Using content auditor to report on custom business rules

Use the metadata scraper’s content checking rules to analyze page content for custom attributes and display the information in the content auditor report.

The Built-in filters - Extract metadata from HTML or XML documents (XmlMetadataScraper, MetedataScraper) can be used to define a set of content checking rules that will generate additional metadata that is attached to your documents. These can then be presented in the content auditor reports.

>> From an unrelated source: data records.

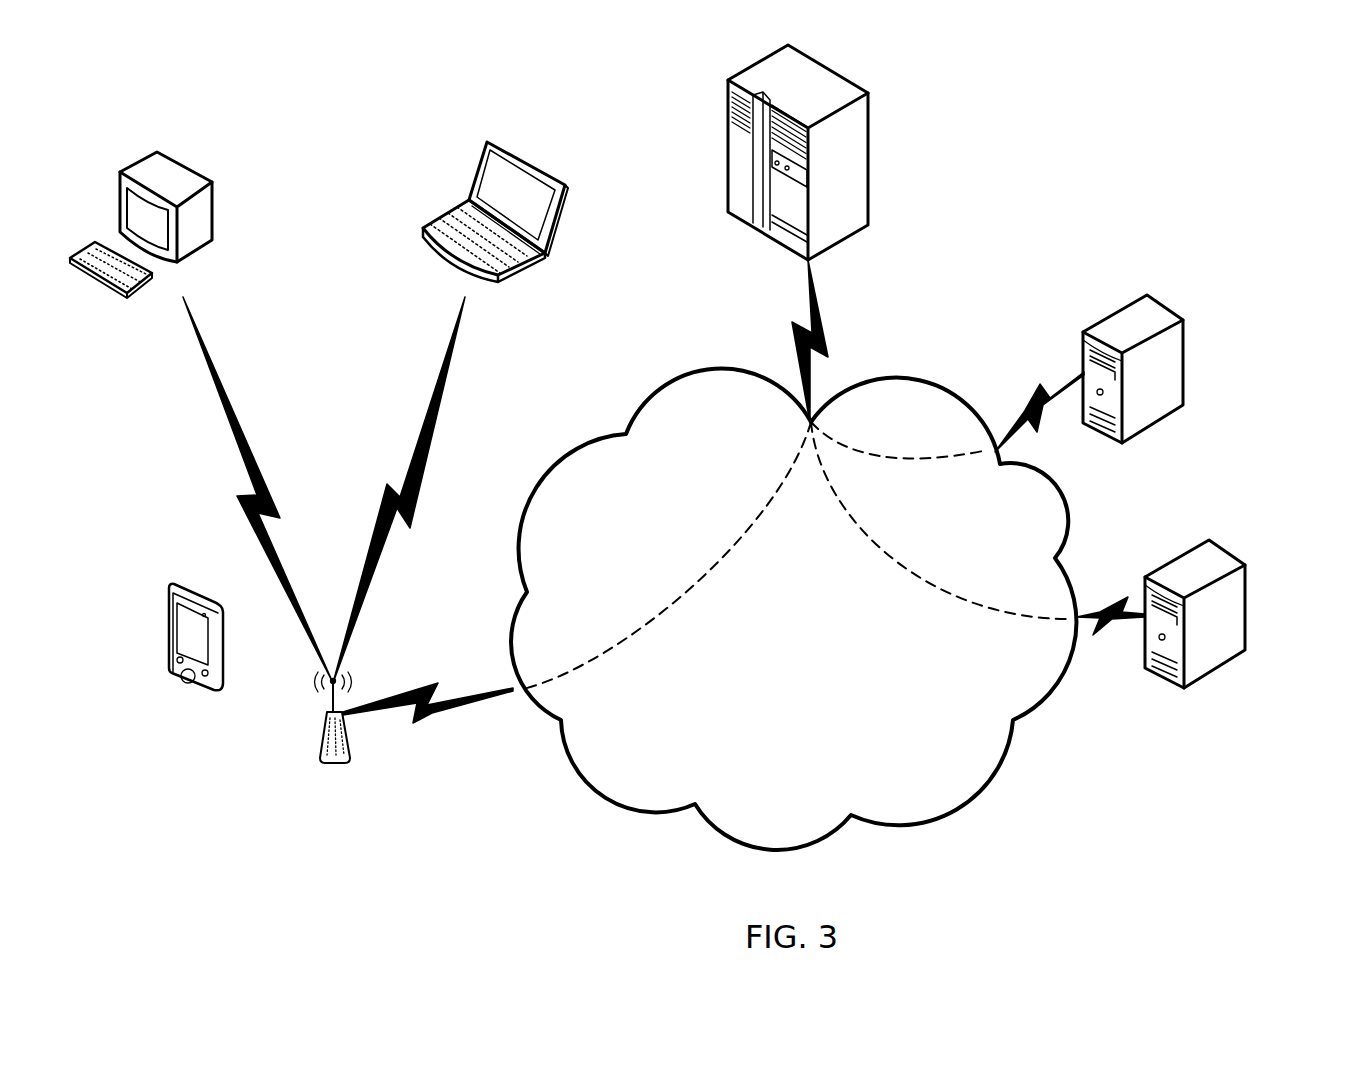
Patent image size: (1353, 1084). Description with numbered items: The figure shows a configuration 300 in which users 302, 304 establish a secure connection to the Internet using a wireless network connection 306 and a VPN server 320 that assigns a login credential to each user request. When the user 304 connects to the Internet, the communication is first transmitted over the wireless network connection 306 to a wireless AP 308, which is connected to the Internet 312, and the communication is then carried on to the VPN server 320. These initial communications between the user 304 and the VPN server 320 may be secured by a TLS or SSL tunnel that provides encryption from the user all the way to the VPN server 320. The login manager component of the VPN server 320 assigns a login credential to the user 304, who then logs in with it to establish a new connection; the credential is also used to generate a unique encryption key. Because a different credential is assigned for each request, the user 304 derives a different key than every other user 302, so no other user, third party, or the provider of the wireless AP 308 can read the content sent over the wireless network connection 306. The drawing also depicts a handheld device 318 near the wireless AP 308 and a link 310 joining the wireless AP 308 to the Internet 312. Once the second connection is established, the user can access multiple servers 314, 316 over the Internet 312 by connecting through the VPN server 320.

The configuration 300 is at (1306, 106).
The user 302 is at (155, 150).
The user 304 is at (522, 150).
The wireless network connection 306 is at (223, 387).
The wireless AP 308 is at (318, 740).
The network connection 310 is at (427, 722).
The Internet 312 is at (793, 608).
The server 314 is at (1165, 305).
The server 316 is at (1228, 550).
The handheld device 318 is at (193, 693).
The VPN server 320 is at (870, 133).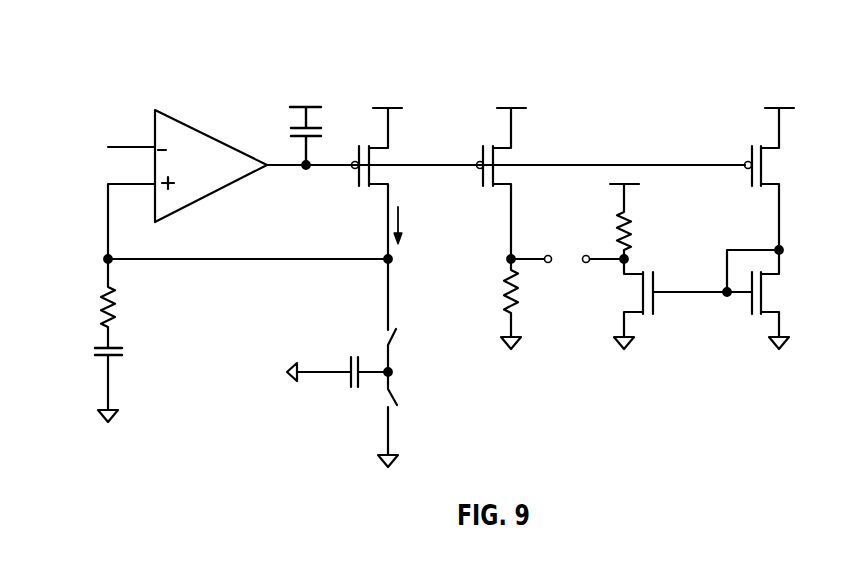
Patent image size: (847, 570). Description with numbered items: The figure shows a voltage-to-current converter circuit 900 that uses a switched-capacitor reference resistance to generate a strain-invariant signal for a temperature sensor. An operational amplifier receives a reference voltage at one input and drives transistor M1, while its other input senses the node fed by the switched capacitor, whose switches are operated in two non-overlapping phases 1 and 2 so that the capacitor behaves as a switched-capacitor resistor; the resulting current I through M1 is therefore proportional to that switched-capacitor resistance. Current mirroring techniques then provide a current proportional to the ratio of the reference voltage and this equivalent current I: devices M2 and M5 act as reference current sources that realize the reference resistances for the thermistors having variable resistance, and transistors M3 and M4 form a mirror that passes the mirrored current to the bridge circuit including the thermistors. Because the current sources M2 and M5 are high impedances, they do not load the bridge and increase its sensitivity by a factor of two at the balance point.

The voltage-to-current converter circuit 900 is at (99, 78).
The transistor M1 is at (387, 183).
The device M2 is at (512, 183).
The transistor M3 is at (774, 190).
The transistor M4 is at (777, 310).
The device M5 is at (627, 304).
The switch phase phi1 1 is at (380, 419).
The switch phase phi2 2 is at (379, 315).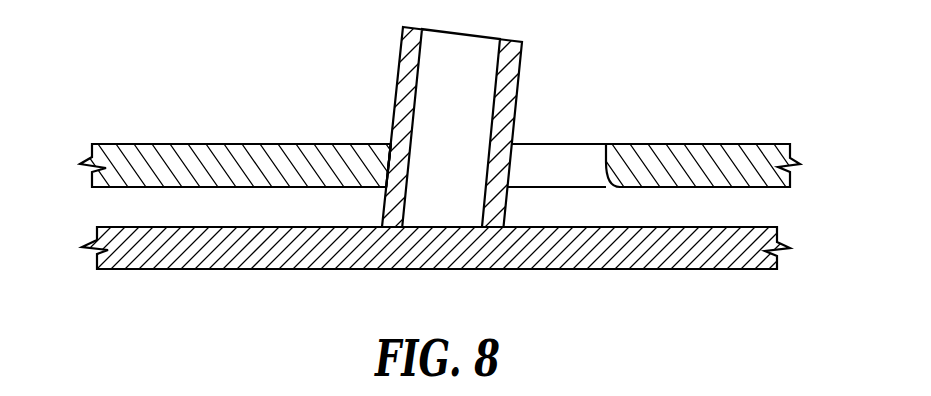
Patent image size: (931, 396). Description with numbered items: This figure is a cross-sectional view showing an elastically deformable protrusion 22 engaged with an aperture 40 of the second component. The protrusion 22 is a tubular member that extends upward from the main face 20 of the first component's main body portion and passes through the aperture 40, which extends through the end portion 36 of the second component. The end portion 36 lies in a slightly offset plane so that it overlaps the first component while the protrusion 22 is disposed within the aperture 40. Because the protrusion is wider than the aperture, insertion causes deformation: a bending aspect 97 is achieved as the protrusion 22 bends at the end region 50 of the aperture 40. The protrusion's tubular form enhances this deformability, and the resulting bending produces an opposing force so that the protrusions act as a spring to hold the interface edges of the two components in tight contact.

The main face 20 is at (176, 227).
The end portion 36 is at (205, 144).
The aperture 40 is at (577, 148).
The elastically deformable protrusion 22 is at (506, 76).
The bending aspect 97 is at (386, 142).
The end region 50 is at (389, 166).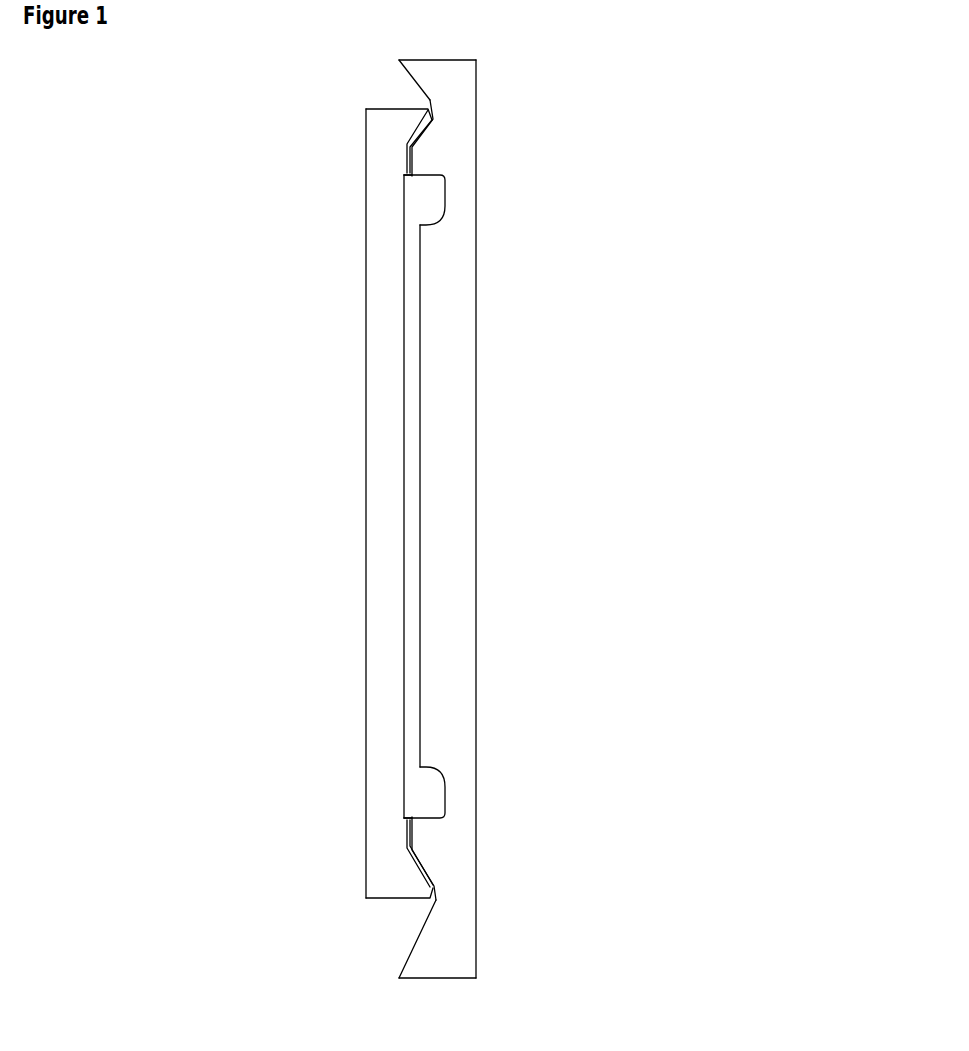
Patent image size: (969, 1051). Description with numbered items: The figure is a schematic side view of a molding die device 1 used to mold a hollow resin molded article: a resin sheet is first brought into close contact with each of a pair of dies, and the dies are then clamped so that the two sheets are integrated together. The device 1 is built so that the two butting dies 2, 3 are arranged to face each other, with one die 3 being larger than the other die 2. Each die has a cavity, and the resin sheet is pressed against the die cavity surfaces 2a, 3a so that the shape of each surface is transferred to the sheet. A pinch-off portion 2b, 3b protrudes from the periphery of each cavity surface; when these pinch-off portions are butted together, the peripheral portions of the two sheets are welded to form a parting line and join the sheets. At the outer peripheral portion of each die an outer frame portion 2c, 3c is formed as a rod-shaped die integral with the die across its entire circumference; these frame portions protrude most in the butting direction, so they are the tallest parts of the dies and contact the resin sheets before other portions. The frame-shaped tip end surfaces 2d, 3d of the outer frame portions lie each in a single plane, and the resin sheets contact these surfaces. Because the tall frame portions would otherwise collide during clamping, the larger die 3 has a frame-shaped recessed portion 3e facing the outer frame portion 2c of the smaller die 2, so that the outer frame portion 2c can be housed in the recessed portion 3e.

The molding die device 1 is at (495, 66).
The die 2 is at (366, 345).
The die cavity surface 2a is at (405, 533).
The pinch-off portion 2b is at (408, 173).
The outer frame portion 2c is at (425, 113).
The tip end surface 2d is at (407, 138).
The die 3 is at (476, 373).
The die cavity surface 3a is at (421, 508).
The pinch-off portion 3b is at (417, 173).
The outer frame portion 3c is at (418, 65).
The tip end surface 3d is at (400, 61).
The recessed portion 3e is at (432, 100).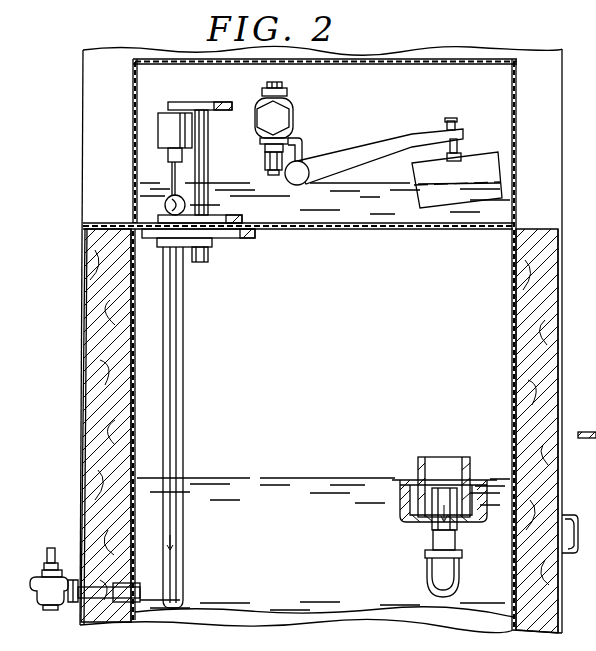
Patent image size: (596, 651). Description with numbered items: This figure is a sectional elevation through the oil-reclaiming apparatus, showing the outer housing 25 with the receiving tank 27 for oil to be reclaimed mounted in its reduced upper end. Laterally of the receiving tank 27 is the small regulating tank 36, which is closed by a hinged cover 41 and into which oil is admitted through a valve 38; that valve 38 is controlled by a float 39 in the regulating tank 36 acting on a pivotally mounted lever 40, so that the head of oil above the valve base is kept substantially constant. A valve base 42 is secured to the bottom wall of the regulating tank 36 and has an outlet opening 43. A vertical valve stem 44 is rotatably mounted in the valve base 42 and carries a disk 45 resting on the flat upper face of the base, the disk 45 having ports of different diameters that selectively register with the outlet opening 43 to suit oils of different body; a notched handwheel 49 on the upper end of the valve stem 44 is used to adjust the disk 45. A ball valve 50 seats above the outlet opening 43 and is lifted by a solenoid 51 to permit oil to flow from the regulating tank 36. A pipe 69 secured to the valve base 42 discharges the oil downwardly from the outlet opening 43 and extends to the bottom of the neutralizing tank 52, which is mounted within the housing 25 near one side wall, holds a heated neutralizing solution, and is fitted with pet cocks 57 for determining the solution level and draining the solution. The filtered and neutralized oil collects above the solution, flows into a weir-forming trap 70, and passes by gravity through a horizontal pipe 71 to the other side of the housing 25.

The outer housing 25 is at (82, 335).
The receiving tank 27 is at (101, 108).
The regulating tank 36 is at (492, 88).
The valve 38 is at (280, 112).
The float 39 is at (474, 172).
The pivotally mounted lever 40 is at (391, 145).
The hinged cover 41 is at (480, 64).
The valve base 42 is at (238, 238).
The outlet opening 43 is at (579, 492).
The vertical valve stem 44 is at (198, 153).
The disk 45 is at (227, 218).
The notched handwheel 49 is at (232, 103).
The ball valve 50 is at (170, 203).
The solenoid 51 is at (170, 131).
The neutralizing tank 52 is at (493, 307).
The pet cock 57 is at (52, 611).
The pipe 69 is at (172, 445).
The weir-forming trap 70 is at (400, 497).
The horizontal pipe 71 is at (426, 589).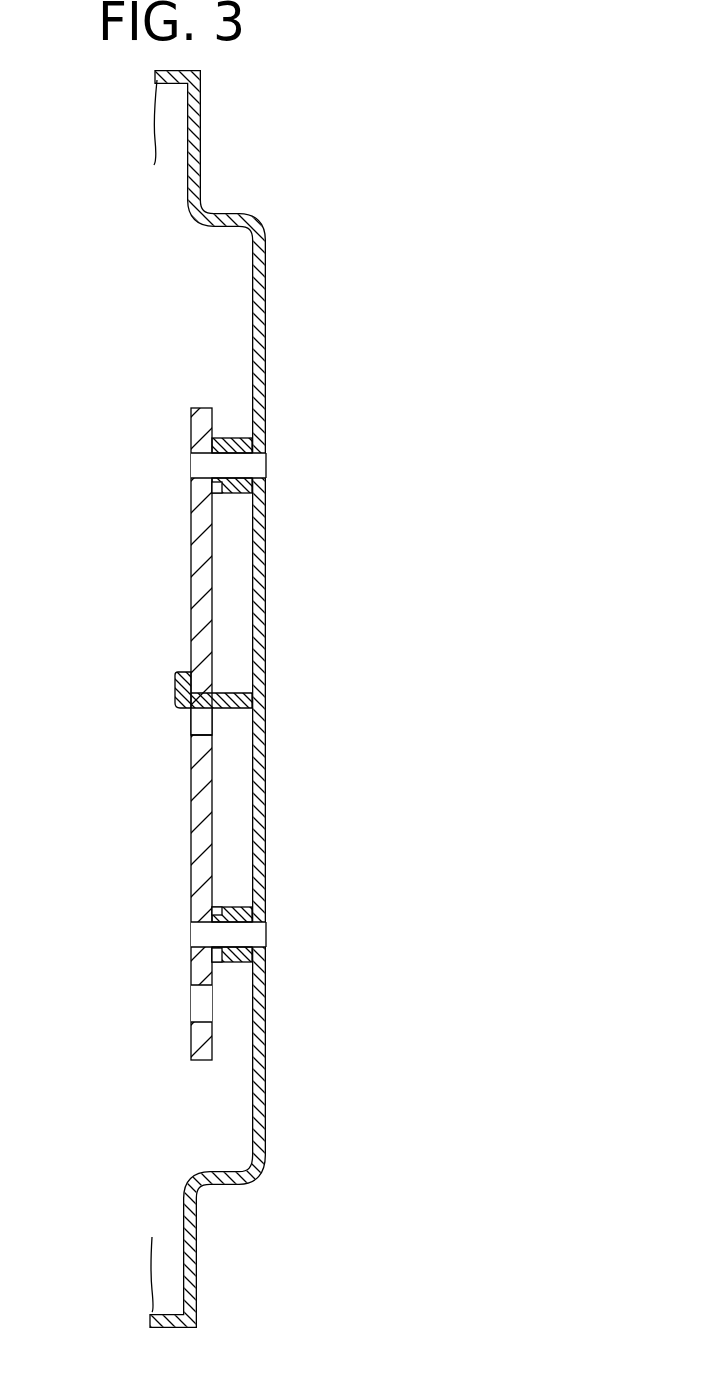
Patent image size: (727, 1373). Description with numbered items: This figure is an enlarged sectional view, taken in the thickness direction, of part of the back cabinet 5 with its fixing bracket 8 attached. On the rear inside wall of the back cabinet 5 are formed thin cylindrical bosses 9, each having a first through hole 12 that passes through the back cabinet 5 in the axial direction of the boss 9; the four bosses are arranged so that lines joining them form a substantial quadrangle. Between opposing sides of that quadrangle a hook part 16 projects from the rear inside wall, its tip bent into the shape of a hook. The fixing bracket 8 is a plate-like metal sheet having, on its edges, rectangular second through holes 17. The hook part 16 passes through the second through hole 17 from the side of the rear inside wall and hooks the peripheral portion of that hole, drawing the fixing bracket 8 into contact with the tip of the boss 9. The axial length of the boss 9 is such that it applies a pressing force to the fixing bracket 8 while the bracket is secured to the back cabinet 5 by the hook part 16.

This allows for some basic rule based content checking covering content length, element existence allowing easy checking for rules such as:

  • <title> tag value must end with | My Site

  • <title> tag value should match <h1> heading tag value

  • <title> tag value should match metatag DCTERMS.title value

  • <title> tag value should match the last item in breadcrumb

  • Current page in navigation should match <h1> heading tag value

  • Meta tag description value should match metatag DCTERMS.description value

  • Meta tag DCTERMS.identifier should not contain

Basic steps

Step 1: Enable the metadata scraper filter

Enable the metadata scraper. The exact configuration will depend on whether or not you are writing rules to analyze HTML or XML documents.

Step 2: Define metadata scraper rules

Use the different metadata scraper rule types to construct a set of metadata scraper rules.

Step 3: Run a full update of your data source

A full update is required because you need to ensure all content is regathered and passed through the metadata scraper filter.

Example: Identify HTML documents that contain forms

This example shows how to configure the content auditor to report on HTML documents that contain forms, excluding the search box.

Step 1: Enable the metadata scraper

Because we are processing HTML documents we need to set the following data source configuration keys.

  1. Ensure that the JsoupProcessingFilterProvider filter is included in your filter.classes string.

  2. Ensure that MetadataScraper is included in the filter.jsoup.classes.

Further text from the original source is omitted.